To determine the relevant remuneration of the self-employed, the income received in the three months before the reporting month is considered. The appropriate payment corresponds to 70% of the income concerning the services rendered. The contribution base considered for each month has a maximum limit of 12 times the Portuguese Social Index (IAS) value, up to a maximum of €14,808.93 per year.

3. Registering as a Self-Employed Professional in Portugal

To register as a self-employed professional for tax purposes in Portugal, you need to obtain a tax identification number (NIF) and register with the tax authorities. You can do this in person at a tax office (serviço de finanças) or through a service provider such as Madeira Corporate Services. Once registered, you must keep records of all your income and expenses and file a tax return (Declaração de IRS) each year.

All income generated as a freelancer must be invoiced through an Autoridade Tributária e Aduaneira-approved invoicing software.

4. Deductions and Allowances for Self-Employed Individuals in Portugal

Freelancers in Portugal can claim various deductions and allowances to reduce their taxable income. These include:

4.1 Business Expenses

Freelancers can deduct business expenses, such as office rent, equipment, and supplies, from their taxable income. All expenses must be related to the business activity that the freelancer carries out.

4.2 Personal Deductions

Freelancers can also claim personal deductions, such as contributions to a pension plan, health insurance premiums, and education expenses.
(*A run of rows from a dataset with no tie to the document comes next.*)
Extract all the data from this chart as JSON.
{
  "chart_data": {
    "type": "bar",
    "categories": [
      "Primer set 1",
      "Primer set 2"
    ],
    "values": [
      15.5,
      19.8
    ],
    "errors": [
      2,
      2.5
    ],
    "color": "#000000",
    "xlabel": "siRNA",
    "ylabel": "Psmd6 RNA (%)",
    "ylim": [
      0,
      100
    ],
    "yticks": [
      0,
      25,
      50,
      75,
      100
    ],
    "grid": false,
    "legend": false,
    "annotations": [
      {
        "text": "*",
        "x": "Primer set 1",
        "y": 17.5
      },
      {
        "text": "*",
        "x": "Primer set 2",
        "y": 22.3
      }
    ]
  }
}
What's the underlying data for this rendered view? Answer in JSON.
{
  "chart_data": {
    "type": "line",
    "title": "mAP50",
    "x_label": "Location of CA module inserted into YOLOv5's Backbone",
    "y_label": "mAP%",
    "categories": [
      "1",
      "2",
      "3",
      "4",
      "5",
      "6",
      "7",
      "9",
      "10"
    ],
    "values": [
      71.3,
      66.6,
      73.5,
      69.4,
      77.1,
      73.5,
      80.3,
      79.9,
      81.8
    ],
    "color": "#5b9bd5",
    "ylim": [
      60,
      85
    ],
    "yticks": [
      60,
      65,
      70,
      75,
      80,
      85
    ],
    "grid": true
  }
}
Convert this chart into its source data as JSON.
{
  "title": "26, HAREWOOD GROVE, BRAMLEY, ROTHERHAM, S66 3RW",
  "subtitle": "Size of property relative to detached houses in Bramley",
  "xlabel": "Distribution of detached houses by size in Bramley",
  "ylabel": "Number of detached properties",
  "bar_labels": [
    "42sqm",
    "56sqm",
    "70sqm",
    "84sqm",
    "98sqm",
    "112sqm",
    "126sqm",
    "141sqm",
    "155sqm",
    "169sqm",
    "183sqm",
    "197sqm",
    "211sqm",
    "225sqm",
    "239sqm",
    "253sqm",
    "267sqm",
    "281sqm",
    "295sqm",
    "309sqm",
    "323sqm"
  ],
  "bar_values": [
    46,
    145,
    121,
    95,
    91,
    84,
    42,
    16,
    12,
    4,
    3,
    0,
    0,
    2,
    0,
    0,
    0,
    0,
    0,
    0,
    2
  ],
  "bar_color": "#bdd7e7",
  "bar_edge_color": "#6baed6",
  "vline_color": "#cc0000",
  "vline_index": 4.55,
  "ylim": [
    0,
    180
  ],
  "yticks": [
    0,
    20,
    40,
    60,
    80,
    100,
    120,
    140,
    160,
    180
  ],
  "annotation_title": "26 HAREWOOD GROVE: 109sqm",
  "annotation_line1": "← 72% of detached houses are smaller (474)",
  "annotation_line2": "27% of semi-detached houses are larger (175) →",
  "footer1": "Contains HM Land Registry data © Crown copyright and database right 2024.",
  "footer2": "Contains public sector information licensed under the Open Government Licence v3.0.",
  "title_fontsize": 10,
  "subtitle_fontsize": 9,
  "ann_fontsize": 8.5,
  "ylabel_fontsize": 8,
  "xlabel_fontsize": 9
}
5. Simplified Regime vs Organized Accounting

Freelancers with an income of up to €200,000 per year can opt for the simplified regime, which allows them to deduct a flat rate of 25% of their income from their taxable income. Those exceeding €200,000 in income must have organized accounting and, therefore, must hire a board-certified accountant to assist in determining their profits and losses.

6. Non-Habitual Tax Resident (NHR) Scheme

The Non-Habitual Tax Resident (NHR) scheme is an attractive option for freelancers looking to relocate to Portugal for an extended period (more than 183 days). Under the NHR scheme, foreign-sourced income may be exempt from personal income tax in Portugal, provided specific requirements are met under the scheme’s rules. Also, Portuguese-sourced income may be subject to a flat tax of 20% if the activity is deemed high-value.

7. VAT Obligations for Freelancers

VAT in Portugal is payable by all businesses with a turnover over €13,500 on taxable services. VAT is payable to the Portuguese Tax Authority seven days after the reporting deadline periods, quarterly or monthly.

It is important to note that invoices related to your freelancing activity must be issued through a Portuguese Ministry of Finance-approved invoicing software.

8. Tax Deadlines and Payment Options

Freelancers in Portugal must file their tax return by the 30th of June each year. If you are registered for VAT, you must also submit quarterly VAT returns.

Several tax settlement options are available, including bank transfer, direct debit, and payment at a tax office.

9. Penalties for Non-Compliance

Non-compliance with tax regulations can result in penalties and fines. The tax authorities can impose fines for late or incorrect filing of tax returns, failure to register for tax purposes, and failure to pay taxes on time.

10. Tips for Managing Your Taxes

To manage your tax affairs as a self-employed individual in Portugal, it is crucial to:

  1. Hire an accountant
  2. Keep accurate records of all your income and expenses
  3. File your tax returns on time
  4. Seek professional advice if you are unsure about any aspect of the tax system
  5. Budget for your tax payments and set aside money each month to cover your tax obligations
  6. Consider the Non-Habitual Tax Resident (NHR) scheme if you plan to relocate to Portugal for an extended period

11. Conclusion

Becoming self-employed in Portugal can be a rewarding and fulfilling experience, offering flexibility and independence. By understanding the tax system, registering for tax purposes, claiming deductions and allowances, meeting tax deadlines, and seeking professional help when necessary, you can ensure compliance with regulations and focus on your work. With careful planning and management, you can successfully navigate the world of self-employment in Portugal and enjoy all its benefits.